A equipe técnica da Secretaria de Estado de Infraestrutura e Logística (Sinfra) deu início à análise das planilhas orçamentárias que integram o projeto que será utilizado como base na licitação para retomada das obras do novo Hospital Universitário Júlio Müller, que tiveram início há sete anos e nunca foram concluídas.

O material foi entregue pela Universidade Federal de Mato Grosso (UFMT) no dia 8 de agosto (quinta-feira) ao Governo do Estado.

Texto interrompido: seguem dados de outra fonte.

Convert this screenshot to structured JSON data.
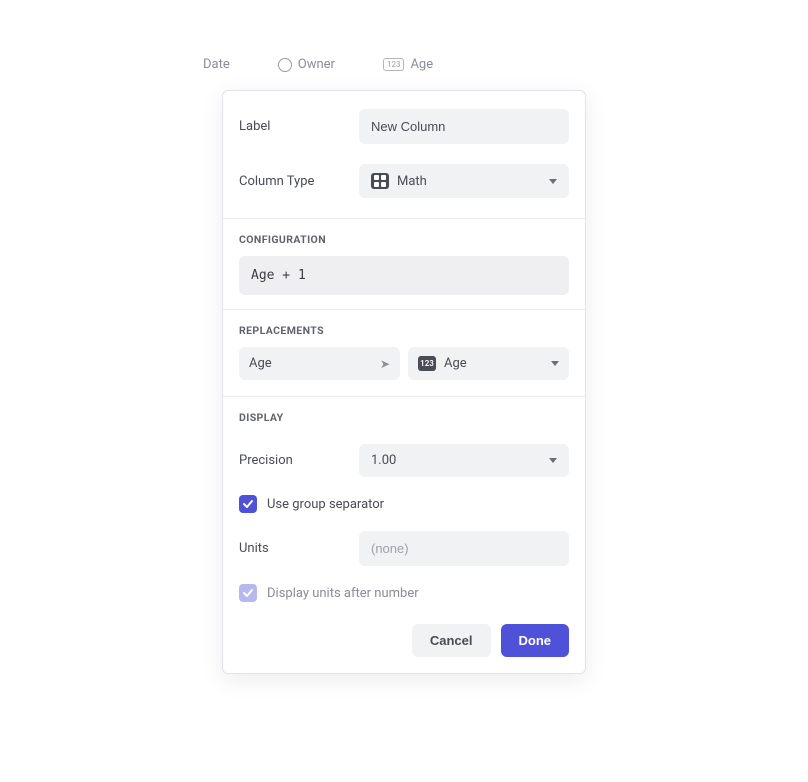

A afirmação é do secretário de Estado de infraestrutura, Marcelo de Oliveira, que participou na manhã desta segunda-feira (12.08), de audiência pública sobre o tema na Assembleia Legislativa de Mato Grosso (ALMT).

A sessão para discutir a construção da unidade hospitalar foi realizada em conjunto com o Senado Federal, sendo presidida pelo deputado estadual Paulo Araújo e o senador Wellington Fagundes. A audiência teve presença ainda do secretário de Estado de Cultura, Esporte e Lazer, Allan Kardec, do vice-reitor da UFMT, Evandro Aparecido Soares, parlamentares, além de técnicos da Sinfra e da UFMT e sociedade.

Segundo o secretário Marcelo de Oliveira, as tabelas orçamentárias apresentadas pela UFMT irão passar por uma revisão na secretaria para que posteriormente seja trabalhado o Termo de Referência (TR) que culminará no edital de licitação da obra.

“A obra será licitada na modalidade do Regime Diferenciado de Contratação Integrado (RDCI), no qual a empresa será responsável pelo projeto executivo e a execução dos serviços, no preço global. Hoje temos essa planilha entregue pela universidade com os preços unitários, que servirão de base concreta para depois lançarmos o edital do RDCI”, explicou ele, acrescentando ainda que o edital trará um prazo previsto de execução da obra de 36 meses (três anos).

O titular da Infraestrutura afirmou aos parlamentares e demais profissionais presentes na audiência pública que todo o processo de retomada da obra do hospital Júlio Müller precisa ser conduzido com calma para que erros do passado não voltem a se repetir.

“Nós precisamos ter ainda a parceria dos órgãos de controle tanto federais quanto os estaduais. Se não tivermos isso será muito difícil tocar essa obra”, afirmou o Marcelo de Oliveira, conclamando o apoio inclusive do Tribunal de Contas da União (TCU).

Ao analisar a situação do convênio existente entre o Governo do Estado e a UFMT para construção do hospital universitário, o vice-reitor da universidade ponderou que a comunidade acadêmica está bastante confiante de que a obra será reiniciada e tem trabalhado para isso.

“Há uma esperança muito grande de toda a UFMT e da sociedade como um todo, porque isso foi uma proposta empenhada pelo governador Mauro Mendes para o lançamento da licitação”, destacou.

O senador Wellington Fagundes, que também conduziu a sessão pública, também vê com bons olhos a retomada da obra do hospital.

“Já conversamos com o governador, a reitora [Myriam Serra] e agora faltam apenas detalhes que a Secretaria de Infraestrutura está atualizando para colocar a obra em licitação. Um hospital com mais de 250 leitos que vai servir de ensino e de pesquisa é fundamental para Mato Grosso e para região que ele seja concluído”, avaliou.

Já o deputado estadual Paulo Araújo, que propôs a audiência, disse que o empenho da Assembleia é no sentido de debater a questão e garantir orçamento para a obra na Lei Orçamentária Anual (LOA), que será votada em breve pela Casa.

“Como prioridade é a saúde pública temos que fazer um trabalho orçamentário na LOA para terminar aquilo que estamos indicando como prioritário, entre eles o Hospital Universitário Júlio Müller”, afirmou.

Histórico da obra

As obras do novo Hospital Universitário Júlio Müller foram iniciadas em 2012, após o Governo de Mato Grosso firmar convênio com a Universidade Federal de Mato Grosso no ano de 2011. Em 2014, porém as obras do hospital foram paralisadas.

O contrato 069/2012 firmado com o Consórcio Normandia– Phoenix e Edeme, responsável pela execução da construção do hospital, foi rescindido no fim de outubro de 2014, por não cumprimento de cronograma. Apenas 9% do projeto foi executado.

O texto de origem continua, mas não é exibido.